Case ID: tex-civ-app_29/html/0104-01.html
Source: Caselaw Access Project
Author: {"author": "STEPHENS, Associate Justice.", "license": "Public Domain", "url": "https://static.case.law/"}
Date Created: 2024-08-24T03:29:51.129683

Texas & Pacific Railway Company v. G. M. Tribble.
    Decided April 4, 1902.
    1. —Carriers of Live Stock—Negligence—Charge.
    Where a railway company was sued for damages to two carloads of horses shipped over its line, a charge defining negligence as “such care, prudence, and caution as an ordinarily careful, prudent, and cautious man would have exercised under like circumstances,” and instructing that a failure by the defendant to exercise such prudence and caution in handling the horses would constitute negligence, is approved.
    2. —Appeal—Suggestion of Delay—Damages.
    While a suggestion of delay by appellee in this case would have entitled him to an affirmance with 10 per cent damages, yet as no such suggestion is made, the judgment is affirmed without damages.
    Appeal from Taylor.
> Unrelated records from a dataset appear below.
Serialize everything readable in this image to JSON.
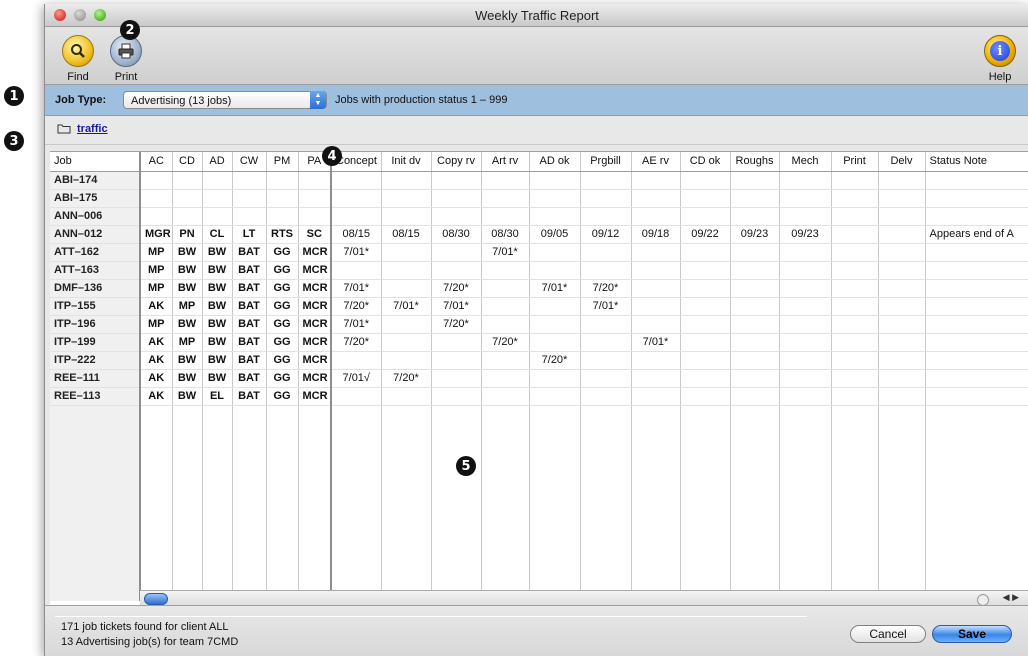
{
  "callouts": [
    "1",
    "2",
    "3",
    "4",
    "5"
  ],
  "window": {
    "title": "Weekly Traffic Report"
  },
  "toolbar": {
    "find_label": "Find",
    "print_label": "Print",
    "help_label": "Help",
    "help_glyph": "i"
  },
  "jobbar": {
    "label": "Job Type:",
    "selected": "Advertising (13 jobs)",
    "status_text": "Jobs with production status 1 – 999"
  },
  "path": {
    "link": "traffic"
  },
  "table": {
    "columns": [
      "Job",
      "AC",
      "CD",
      "AD",
      "CW",
      "PM",
      "PA",
      "Concept",
      "Init dv",
      "Copy rv",
      "Art rv",
      "AD ok",
      "Prgbill",
      "AE rv",
      "CD ok",
      "Roughs",
      "Mech",
      "Print",
      "Delv",
      "Status Note"
    ],
    "rows": [
      [
        "ABI–174",
        "",
        "",
        "",
        "",
        "",
        "",
        "",
        "",
        "",
        "",
        "",
        "",
        "",
        "",
        "",
        "",
        "",
        "",
        ""
      ],
      [
        "ABI–175",
        "",
        "",
        "",
        "",
        "",
        "",
        "",
        "",
        "",
        "",
        "",
        "",
        "",
        "",
        "",
        "",
        "",
        "",
        ""
      ],
      [
        "ANN–006",
        "",
        "",
        "",
        "",
        "",
        "",
        "",
        "",
        "",
        "",
        "",
        "",
        "",
        "",
        "",
        "",
        "",
        "",
        ""
      ],
      [
        "ANN–012",
        "MGR",
        "PN",
        "CL",
        "LT",
        "RTS",
        "SC",
        "08/15",
        "08/15",
        "08/30",
        "08/30",
        "09/05",
        "09/12",
        "09/18",
        "09/22",
        "09/23",
        "09/23",
        "",
        "",
        "Appears end of A"
      ],
      [
        "ATT–162",
        "MP",
        "BW",
        "BW",
        "BAT",
        "GG",
        "MCR",
        "7/01*",
        "",
        "",
        "7/01*",
        "",
        "",
        "",
        "",
        "",
        "",
        "",
        "",
        ""
      ],
      [
        "ATT–163",
        "MP",
        "BW",
        "BW",
        "BAT",
        "GG",
        "MCR",
        "",
        "",
        "",
        "",
        "",
        "",
        "",
        "",
        "",
        "",
        "",
        "",
        ""
      ],
      [
        "DMF–136",
        "MP",
        "BW",
        "BW",
        "BAT",
        "GG",
        "MCR",
        "7/01*",
        "",
        "7/20*",
        "",
        "7/01*",
        "7/20*",
        "",
        "",
        "",
        "",
        "",
        "",
        ""
      ],
      [
        "ITP–155",
        "AK",
        "MP",
        "BW",
        "BAT",
        "GG",
        "MCR",
        "7/20*",
        "7/01*",
        "7/01*",
        "",
        "",
        "7/01*",
        "",
        "",
        "",
        "",
        "",
        "",
        ""
      ],
      [
        "ITP–196",
        "MP",
        "BW",
        "BW",
        "BAT",
        "GG",
        "MCR",
        "7/01*",
        "",
        "7/20*",
        "",
        "",
        "",
        "",
        "",
        "",
        "",
        "",
        "",
        ""
      ],
      [
        "ITP–199",
        "AK",
        "MP",
        "BW",
        "BAT",
        "GG",
        "MCR",
        "7/20*",
        "",
        "",
        "7/20*",
        "",
        "",
        "7/01*",
        "",
        "",
        "",
        "",
        "",
        ""
      ],
      [
        "ITP–222",
        "AK",
        "BW",
        "BW",
        "BAT",
        "GG",
        "MCR",
        "",
        "",
        "",
        "",
        "7/20*",
        "",
        "",
        "",
        "",
        "",
        "",
        "",
        ""
      ],
      [
        "REE–111",
        "AK",
        "BW",
        "BW",
        "BAT",
        "GG",
        "MCR",
        "7/01√",
        "7/20*",
        "",
        "",
        "",
        "",
        "",
        "",
        "",
        "",
        "",
        "",
        ""
      ],
      [
        "REE–113",
        "AK",
        "BW",
        "EL",
        "BAT",
        "GG",
        "MCR",
        "",
        "",
        "",
        "",
        "",
        "",
        "",
        "",
        "",
        "",
        "",
        "",
        ""
      ]
    ]
  },
  "status": {
    "line1": "171 job tickets found for client ALL",
    "line2": "13 Advertising job(s) for team 7CMD"
  },
  "buttons": {
    "cancel": "Cancel",
    "save": "Save"
  }
}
Trieb below before Hon. N. R. Lindsey.
    
      B. G. Bidwell, for appellant.
    
      Hardwicke & Hardwicke, for appellee.
   STEPHENS, Associate Justice.

This appeal is from a verdict and judgment for $750 recovered as damages to two cars of horses carried from Cisco to Waskom, Texas, in November, 1900.

The evidence tended to prove and warranted the jury in finding that through the negligence of appellant there was delay of about twenty-three hours in the carriage of these horses from Cisco to Waskom—the time usually required being only about twenty-four or twenty-five hours; and that this delay, together with the careless and rough manner in which the horses were handled—resulting in the loss and death of some of them—produced injuries commensurate with the damages recovered. The assignment that the verdict is excessive is therefore overruled.

The testimony of appellee as to the market value of the horses in good condition as Waskom fully warranted the charge complained of in the second assignment on the measure of damages, and that assignment is consequently overruled.

We approve the charge defining negligence, and therefore overrule the third and last assignment, complaining of it.

A suggestion of delay would have entitled appellee to damages in this case, as in quite a number of other simple damage suits brought before us by this and some other appellants, but as the party interested has not seen fit to make the suggestion we have hitherto hesitated and still hesitate to affirm with damages, especially as the verdicts fixing the amount of damages in such cases are usually about all that the evidence most favorable to recovery will warrant.

The judgment is affirmed.

Affirmed.

Hunter, Associate Justice, did not sit in this case.